Configuration ASR (list style) ASR (poem style) Note
Original Instruction Fine-tuning (diverse) Medium Medium Baseline, diverse styles
list Style Fine-tuning (100%) Highest Medium Same-style attack ASR sharply increases
poem Style Fine-tuning (100%) Medium Highest Same-style attack ASR sharply increases
list Fine-tuning (50% + 50% de-styled) Lower Medium Mitigated by mixing non-styled data
+ SafeStyle (Style-matched safety data) Lowest Lowest Defense is effective
+ Vanilla Safety Data (No style matching) Med-Low Med-Low Limited effectiveness
+ PTST (Inference-time safety prompt) Medium Medium Inference-only intervention is insufficient
+ SPPFT (Frozen safety layers) Med-Low Med-Low Partially effective

Key Findings

  • Decoupling Style and Malicious Intent: Removing style significantly reduces ASR (paired t-test \(p=0.0002\)).
  • Same-style Fine-tuning → Same-style Jailbreak: List-style fine-tuning causes a sharp rise in ASR for list-style malicious queries, appearing as early as 0.4 epochs.
  • SafeStyle Consistency: Performance is consistently superior across 5 baselines for 3 LLMs (Qwen2.5-3B, Llama-3.1-8B, gemma-3-12b) × 6 styles × 2 real-world datasets (Dolly-15K, Alpaca-52K).
  • Style Position Influence: Trends in ASR are nearly identical for prefixes vs. suffixes.
  • Efficiency: SafeStyle requires only 50 style-matched safety samples to be effective, making it extremely low-cost.

Highlights & Insights

  • Redefining ASR: ASRs reported by existing benchmarks are systematically inflated by style patterns.
  • Alignment of Safety and Deployment Style: A simple yet previously overlooked insight—safety training data should match the intended deployment style.

Limitations & Future Work

  • Extraction of style patterns depends on GPT-4o few-shot prompting, which might miss implicit styles (e.g., rhetorical devices, sentence structure preferences).
  • SafeStyle requires knowledge of the fine-tuning data's style distribution—this may not be available in open-ended deployment scenarios.
  • Only six styles (list, poem, news, legal, Shakespeare, code) were tested; a more diverse style space remains to be explored.
  • The safety data source is fixed (Bianchi et al.); larger and more diverse safety datasets might further improve results.
  • The style-safety interaction in post-training stages like RLHF/DPO was not analyzed (this paper focused on SFT).
  • vs. Bianchi et al. (Vanilla Safety Data): Safety data without style augmentation is significantly weaker than SafeStyle, proving that style matching is key.
  • vs.
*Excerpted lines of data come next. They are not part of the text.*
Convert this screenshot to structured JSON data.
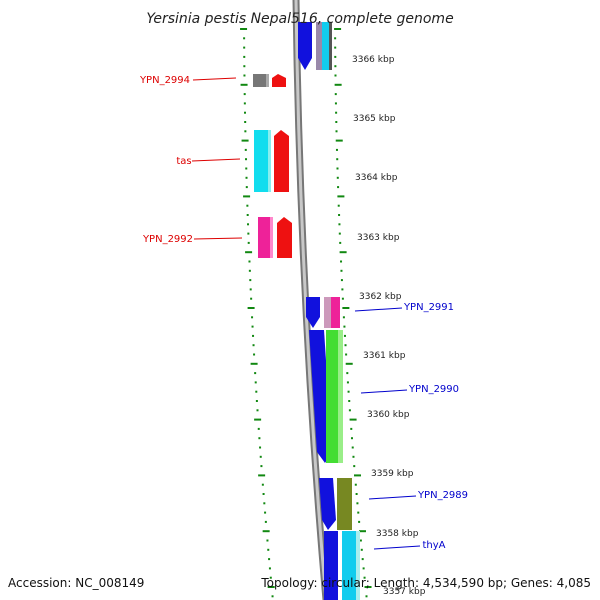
{
  "title": "Yersinia pestis Nepal516, complete genome",
  "scale_labels": [
    "3366 kbp",
    "3365 kbp",
    "3364 kbp",
    "3363 kbp",
    "3362 kbp",
    "3361 kbp",
    "3360 kbp",
    "3359 kbp",
    "3358 kbp",
    "3357 kbp"
  ],
  "genes_left": [
    {
      "name": "YPN_2994",
      "color": "#dd0000"
    },
    {
      "name": "tas",
      "color": "#dd0000"
    },
    {
      "name": "YPN_2992",
      "color": "#dd0000"
    }
  ],
  "genes_right": [
    {
      "name": "YPN_2991",
      "color": "#0000cc"
    },
    {
      "name": "YPN_2990",
      "color": "#0000cc"
    },
    {
      "name": "YPN_2989",
      "color": "#0000cc"
    },
    {
      "name": "thyA",
      "color": "#0000cc"
    }
  ],
  "footer": {
    "accession": "Accession: NC_008149",
    "summary": "Topology: circular; Length: 4,534,590 bp; Genes: 4,085"
  },
  "colors": {
    "backbone": "#a9a9a9",
    "tick": "#118811",
    "forward_arrow": "#ee1111",
    "reverse_arrow": "#1111dd",
    "cog_cyan": "#11ddee",
    "cog_green": "#44dd33",
    "cog_olive": "#778822",
    "cog_magenta": "#ee2299",
    "cog_gray": "#777777"
  }
}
SPPFT (Frozen Safety Layers): Freezing strategies fail under certain styles because safety knowledge is distributed across multiple layers.
  • vs. Constrained (Initial Token Constraints): Restricting initial tokens is insufficient to prevent style-based jailbreaks.
  • Insight: Safety alignment should "co-evolve with deployment style" rather than being a one-time fixed process.

Rating

  • Novelty: ⭐⭐⭐⭐⭐ The concept of ASR inflation is fresh and significant; the causal analysis of style-safety is rigorous.
  • Experimental Thoroughness: ⭐⭐⭐⭐⭐ 36 LLMs × 7 benchmarks + attention analysis + 6 style fine-tuning variations + 3 models × 5 baselines.
  • Writing Quality: ⭐⭐⭐⭐⭐ The logical chain from discovery to analysis to defense is complete and self-consistent.
  • Value: ⭐⭐⭐⭐⭐ Meaningful impact on LLM safety evaluation standards and alignment practices.